Perang ini juga menguras banyak tenaga dan sumber daya dari Belanda, dan menjadi salah satu penyebab utama yang memperlambat penguasaan Belanda atas seluruh Nusantara.
Kehilangan ribuan nyawa dalam perang ini, baik dari pihak Belanda maupun penduduk pribumi, meninggalkan luka mendalam di hati rakyat Jawa, khususnya masyarakat Yogyakarta. Bahkan, hampir separuh penduduk Yogyakarta berkurang akibat pertempuran sengit tersebut.
Sejarah ini mengajarkan kita tentang pentingnya menjaga tanah air dan perjuangan melawan ketidakadilan, meski harga yang harus dibayar sangat mahal.
Perang Diponegoro salah satu babak besar dalam sejarah perjuangan bangsa Indonesia untuk meraih kemerdekaan.
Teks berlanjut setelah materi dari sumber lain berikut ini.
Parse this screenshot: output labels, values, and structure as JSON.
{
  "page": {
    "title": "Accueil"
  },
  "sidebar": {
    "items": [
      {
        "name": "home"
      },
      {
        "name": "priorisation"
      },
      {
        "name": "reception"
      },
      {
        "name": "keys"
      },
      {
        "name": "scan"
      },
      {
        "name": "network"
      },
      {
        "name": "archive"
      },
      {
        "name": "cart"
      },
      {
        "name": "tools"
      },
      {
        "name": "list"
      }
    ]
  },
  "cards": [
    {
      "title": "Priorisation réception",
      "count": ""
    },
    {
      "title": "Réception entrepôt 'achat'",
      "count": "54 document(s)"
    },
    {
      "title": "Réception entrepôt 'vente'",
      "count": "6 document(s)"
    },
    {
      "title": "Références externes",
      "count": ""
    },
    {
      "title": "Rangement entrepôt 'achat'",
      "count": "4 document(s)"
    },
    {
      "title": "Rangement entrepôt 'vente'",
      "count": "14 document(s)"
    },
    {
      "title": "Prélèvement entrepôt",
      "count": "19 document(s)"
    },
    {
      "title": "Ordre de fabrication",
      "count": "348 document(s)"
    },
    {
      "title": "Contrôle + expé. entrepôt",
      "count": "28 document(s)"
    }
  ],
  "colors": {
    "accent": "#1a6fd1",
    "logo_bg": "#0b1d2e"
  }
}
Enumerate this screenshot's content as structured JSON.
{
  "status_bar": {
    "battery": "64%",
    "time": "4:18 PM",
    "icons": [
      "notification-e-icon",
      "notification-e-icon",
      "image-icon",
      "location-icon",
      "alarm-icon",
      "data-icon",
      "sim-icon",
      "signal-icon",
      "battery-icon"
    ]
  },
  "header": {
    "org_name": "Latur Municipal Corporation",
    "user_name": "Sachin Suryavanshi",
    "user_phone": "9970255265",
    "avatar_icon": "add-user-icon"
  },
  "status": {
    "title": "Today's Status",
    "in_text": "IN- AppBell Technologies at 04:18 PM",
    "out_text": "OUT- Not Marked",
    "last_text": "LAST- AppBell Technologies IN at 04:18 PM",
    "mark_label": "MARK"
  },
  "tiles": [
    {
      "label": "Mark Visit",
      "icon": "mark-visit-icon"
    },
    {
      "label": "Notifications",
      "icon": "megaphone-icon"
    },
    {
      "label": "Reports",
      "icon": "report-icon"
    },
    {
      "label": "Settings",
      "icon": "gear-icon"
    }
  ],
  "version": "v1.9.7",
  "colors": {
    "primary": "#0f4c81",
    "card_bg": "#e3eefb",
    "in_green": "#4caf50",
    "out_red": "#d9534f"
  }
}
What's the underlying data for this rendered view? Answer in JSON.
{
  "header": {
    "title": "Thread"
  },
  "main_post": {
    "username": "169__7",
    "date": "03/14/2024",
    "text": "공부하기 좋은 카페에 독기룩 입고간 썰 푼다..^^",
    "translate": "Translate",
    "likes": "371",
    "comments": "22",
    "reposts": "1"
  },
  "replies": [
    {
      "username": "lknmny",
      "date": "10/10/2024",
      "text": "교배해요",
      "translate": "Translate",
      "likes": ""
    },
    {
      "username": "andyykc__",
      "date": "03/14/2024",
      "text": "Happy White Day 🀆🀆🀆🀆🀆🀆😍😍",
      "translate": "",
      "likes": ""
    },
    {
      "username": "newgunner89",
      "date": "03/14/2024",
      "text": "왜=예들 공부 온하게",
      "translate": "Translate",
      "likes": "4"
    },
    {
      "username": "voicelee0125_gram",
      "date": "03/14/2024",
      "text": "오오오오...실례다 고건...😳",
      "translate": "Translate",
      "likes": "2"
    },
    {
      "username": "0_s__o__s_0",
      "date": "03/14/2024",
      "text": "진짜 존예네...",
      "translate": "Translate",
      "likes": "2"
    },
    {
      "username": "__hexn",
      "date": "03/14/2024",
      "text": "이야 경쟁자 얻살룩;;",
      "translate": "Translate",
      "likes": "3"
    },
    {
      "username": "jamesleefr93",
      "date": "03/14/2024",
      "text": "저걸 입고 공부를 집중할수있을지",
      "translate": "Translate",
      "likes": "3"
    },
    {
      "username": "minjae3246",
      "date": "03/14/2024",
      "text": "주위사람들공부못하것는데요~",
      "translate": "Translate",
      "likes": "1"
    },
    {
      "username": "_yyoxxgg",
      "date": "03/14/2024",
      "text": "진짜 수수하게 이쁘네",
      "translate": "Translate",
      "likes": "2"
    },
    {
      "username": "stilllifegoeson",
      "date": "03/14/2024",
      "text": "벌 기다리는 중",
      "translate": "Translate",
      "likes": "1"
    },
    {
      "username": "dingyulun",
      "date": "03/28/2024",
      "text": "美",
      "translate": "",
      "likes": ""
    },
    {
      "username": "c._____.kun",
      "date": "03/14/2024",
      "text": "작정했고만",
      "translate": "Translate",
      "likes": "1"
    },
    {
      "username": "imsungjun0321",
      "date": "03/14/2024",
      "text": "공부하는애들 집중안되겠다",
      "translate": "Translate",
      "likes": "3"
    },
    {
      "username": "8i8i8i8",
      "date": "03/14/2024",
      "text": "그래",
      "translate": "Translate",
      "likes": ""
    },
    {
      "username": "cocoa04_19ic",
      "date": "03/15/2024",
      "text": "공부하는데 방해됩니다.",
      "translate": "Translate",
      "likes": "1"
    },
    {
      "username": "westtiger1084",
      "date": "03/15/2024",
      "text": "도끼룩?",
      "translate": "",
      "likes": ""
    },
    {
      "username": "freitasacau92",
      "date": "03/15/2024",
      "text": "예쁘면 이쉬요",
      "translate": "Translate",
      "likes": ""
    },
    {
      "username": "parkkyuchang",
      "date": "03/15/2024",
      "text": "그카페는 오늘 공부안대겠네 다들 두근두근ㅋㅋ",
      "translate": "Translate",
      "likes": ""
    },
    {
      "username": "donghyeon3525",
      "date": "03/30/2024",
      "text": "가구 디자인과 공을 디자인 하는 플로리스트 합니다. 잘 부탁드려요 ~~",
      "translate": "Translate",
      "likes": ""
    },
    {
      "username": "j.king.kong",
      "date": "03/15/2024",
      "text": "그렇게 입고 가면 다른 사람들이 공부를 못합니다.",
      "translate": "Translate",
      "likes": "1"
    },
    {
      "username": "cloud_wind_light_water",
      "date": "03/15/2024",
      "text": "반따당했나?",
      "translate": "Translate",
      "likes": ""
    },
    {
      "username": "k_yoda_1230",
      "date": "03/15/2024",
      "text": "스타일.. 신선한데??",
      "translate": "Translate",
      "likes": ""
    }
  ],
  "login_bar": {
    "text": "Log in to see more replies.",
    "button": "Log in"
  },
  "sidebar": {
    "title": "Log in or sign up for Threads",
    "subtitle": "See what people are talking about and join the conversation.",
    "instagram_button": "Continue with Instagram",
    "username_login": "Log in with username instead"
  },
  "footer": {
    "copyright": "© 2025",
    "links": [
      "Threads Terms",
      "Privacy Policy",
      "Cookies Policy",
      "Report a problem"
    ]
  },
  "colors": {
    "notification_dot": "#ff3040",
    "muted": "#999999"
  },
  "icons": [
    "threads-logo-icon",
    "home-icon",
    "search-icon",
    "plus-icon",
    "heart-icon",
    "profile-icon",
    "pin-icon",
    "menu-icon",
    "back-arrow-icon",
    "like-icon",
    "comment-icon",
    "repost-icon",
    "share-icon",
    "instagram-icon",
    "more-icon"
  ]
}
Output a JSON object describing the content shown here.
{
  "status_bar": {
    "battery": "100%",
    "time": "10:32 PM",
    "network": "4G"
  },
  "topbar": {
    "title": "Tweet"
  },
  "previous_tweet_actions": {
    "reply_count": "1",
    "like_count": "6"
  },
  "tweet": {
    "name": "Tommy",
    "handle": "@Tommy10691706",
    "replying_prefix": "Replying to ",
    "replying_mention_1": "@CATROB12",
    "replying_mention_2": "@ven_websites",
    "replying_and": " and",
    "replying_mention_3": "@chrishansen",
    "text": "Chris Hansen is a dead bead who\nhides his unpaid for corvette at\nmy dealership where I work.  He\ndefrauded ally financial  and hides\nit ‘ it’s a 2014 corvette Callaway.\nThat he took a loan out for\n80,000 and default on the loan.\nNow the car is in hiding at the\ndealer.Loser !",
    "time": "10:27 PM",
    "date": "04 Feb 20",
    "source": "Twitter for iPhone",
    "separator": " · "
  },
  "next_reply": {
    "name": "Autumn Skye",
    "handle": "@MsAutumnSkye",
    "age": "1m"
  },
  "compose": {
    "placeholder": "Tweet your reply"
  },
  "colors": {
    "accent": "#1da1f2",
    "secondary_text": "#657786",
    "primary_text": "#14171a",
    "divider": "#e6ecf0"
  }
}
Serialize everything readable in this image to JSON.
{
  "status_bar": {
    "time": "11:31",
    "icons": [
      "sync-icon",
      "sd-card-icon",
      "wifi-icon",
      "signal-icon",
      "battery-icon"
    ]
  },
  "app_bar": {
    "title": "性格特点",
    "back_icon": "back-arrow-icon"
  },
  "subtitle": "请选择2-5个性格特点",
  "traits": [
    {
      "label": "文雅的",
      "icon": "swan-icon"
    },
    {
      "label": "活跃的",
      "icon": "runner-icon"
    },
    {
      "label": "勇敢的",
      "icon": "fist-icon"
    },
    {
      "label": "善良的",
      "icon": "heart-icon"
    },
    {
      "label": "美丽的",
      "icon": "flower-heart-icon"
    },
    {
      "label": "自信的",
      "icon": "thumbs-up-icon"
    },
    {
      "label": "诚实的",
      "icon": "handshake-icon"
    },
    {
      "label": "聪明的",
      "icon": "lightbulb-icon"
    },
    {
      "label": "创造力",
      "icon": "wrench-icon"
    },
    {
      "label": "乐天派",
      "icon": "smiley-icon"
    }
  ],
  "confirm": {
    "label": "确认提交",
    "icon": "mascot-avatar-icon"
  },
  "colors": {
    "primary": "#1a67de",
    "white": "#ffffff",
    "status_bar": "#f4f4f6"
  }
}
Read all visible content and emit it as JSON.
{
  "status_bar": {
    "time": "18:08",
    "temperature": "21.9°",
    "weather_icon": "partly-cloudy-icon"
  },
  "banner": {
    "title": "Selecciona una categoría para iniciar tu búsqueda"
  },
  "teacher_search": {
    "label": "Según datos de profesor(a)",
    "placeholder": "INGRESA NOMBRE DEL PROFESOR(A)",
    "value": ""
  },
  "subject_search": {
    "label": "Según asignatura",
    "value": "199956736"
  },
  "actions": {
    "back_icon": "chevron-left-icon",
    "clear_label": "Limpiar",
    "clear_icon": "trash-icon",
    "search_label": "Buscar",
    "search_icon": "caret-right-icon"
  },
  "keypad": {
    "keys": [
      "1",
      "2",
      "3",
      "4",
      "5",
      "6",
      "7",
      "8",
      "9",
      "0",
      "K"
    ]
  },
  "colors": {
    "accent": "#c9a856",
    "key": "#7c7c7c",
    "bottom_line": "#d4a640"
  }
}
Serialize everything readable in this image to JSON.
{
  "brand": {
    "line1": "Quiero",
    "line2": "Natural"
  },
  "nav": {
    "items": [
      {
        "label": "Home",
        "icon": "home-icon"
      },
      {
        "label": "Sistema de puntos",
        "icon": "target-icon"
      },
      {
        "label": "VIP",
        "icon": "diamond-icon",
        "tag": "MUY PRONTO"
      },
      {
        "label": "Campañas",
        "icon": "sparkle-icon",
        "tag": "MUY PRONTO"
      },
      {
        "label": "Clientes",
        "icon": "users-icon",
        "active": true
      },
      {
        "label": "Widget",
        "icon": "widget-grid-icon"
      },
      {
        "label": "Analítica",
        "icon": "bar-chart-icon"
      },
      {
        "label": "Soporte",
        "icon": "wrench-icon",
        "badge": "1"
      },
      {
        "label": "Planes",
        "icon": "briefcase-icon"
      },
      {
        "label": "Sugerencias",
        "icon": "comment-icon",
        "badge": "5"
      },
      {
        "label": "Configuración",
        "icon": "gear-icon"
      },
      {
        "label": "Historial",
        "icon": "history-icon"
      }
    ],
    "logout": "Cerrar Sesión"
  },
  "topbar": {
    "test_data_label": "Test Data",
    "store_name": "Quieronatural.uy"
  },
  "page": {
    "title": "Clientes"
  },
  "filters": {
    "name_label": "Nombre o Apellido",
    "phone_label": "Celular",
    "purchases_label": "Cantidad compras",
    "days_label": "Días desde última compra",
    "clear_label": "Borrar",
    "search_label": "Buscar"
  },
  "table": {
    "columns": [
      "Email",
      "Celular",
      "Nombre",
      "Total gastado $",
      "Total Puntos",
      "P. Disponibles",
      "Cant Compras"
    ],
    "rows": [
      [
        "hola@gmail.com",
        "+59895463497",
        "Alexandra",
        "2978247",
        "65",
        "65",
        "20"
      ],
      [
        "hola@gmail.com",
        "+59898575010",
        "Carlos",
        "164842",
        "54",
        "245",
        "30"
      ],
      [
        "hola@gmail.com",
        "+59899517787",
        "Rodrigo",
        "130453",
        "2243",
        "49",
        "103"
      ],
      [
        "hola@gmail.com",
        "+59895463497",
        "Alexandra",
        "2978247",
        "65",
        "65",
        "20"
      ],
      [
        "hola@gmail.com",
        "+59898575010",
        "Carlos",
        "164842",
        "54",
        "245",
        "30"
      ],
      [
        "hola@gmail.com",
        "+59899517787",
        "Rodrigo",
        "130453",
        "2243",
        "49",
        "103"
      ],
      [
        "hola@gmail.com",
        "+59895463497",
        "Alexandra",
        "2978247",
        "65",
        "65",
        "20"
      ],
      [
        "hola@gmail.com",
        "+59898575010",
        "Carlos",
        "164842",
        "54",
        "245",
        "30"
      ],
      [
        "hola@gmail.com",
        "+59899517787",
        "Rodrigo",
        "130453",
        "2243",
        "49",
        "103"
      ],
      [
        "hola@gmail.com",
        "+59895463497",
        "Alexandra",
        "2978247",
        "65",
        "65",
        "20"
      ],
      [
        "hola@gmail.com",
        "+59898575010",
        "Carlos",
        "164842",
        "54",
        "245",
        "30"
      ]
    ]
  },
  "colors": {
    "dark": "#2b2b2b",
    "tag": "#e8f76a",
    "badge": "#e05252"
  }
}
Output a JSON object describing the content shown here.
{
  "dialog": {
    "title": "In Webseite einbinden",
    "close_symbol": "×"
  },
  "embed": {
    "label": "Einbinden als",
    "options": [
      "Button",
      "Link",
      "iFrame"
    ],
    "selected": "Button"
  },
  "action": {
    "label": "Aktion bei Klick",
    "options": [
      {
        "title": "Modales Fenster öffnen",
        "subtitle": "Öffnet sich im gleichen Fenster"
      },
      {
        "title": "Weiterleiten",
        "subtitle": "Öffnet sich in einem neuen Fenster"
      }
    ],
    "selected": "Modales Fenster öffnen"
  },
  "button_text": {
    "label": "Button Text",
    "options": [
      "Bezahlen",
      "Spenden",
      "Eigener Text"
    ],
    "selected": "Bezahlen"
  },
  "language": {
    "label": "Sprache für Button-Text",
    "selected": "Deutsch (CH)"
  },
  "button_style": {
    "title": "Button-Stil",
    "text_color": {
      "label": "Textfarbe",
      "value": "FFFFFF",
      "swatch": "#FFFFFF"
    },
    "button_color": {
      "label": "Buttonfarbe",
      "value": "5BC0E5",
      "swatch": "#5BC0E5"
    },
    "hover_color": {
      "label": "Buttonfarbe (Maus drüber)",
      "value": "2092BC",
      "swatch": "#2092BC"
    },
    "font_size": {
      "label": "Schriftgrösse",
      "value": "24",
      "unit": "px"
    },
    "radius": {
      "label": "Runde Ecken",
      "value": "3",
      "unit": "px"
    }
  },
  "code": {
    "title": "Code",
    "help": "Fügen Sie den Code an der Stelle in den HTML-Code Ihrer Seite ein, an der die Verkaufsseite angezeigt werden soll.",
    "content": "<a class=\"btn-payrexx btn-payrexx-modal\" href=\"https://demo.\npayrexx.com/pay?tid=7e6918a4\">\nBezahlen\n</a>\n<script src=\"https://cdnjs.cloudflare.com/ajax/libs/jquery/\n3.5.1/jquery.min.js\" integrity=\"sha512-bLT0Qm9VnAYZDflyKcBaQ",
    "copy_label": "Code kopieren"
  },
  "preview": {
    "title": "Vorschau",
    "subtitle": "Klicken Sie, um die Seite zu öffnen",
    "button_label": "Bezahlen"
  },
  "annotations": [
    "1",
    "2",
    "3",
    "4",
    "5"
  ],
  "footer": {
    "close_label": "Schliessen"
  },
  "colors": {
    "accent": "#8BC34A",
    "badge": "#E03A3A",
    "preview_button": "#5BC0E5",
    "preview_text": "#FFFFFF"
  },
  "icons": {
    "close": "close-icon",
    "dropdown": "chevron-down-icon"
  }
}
Walaupun Pangeran Diponegoro tidak melihat hasil akhirnya, perjuangannya tetap memberi inspirasi bagi kita semua untuk tidak pernah menyerah dalam menghadapi penindasan.
Sebagai generasi penerus Bangsa Indonesia, kita perlu ingat bahwa dalam setiap pertempuran yang terjadi di masa lalu, ada kisah yang tak boleh kita lupakan. Kisah tentang keberanian, pengorbanan, dan semangat untuk membela tanah air. Semoga perjuangan Pangeran Diponegoro tetap menjadi teladan bagi kita semua.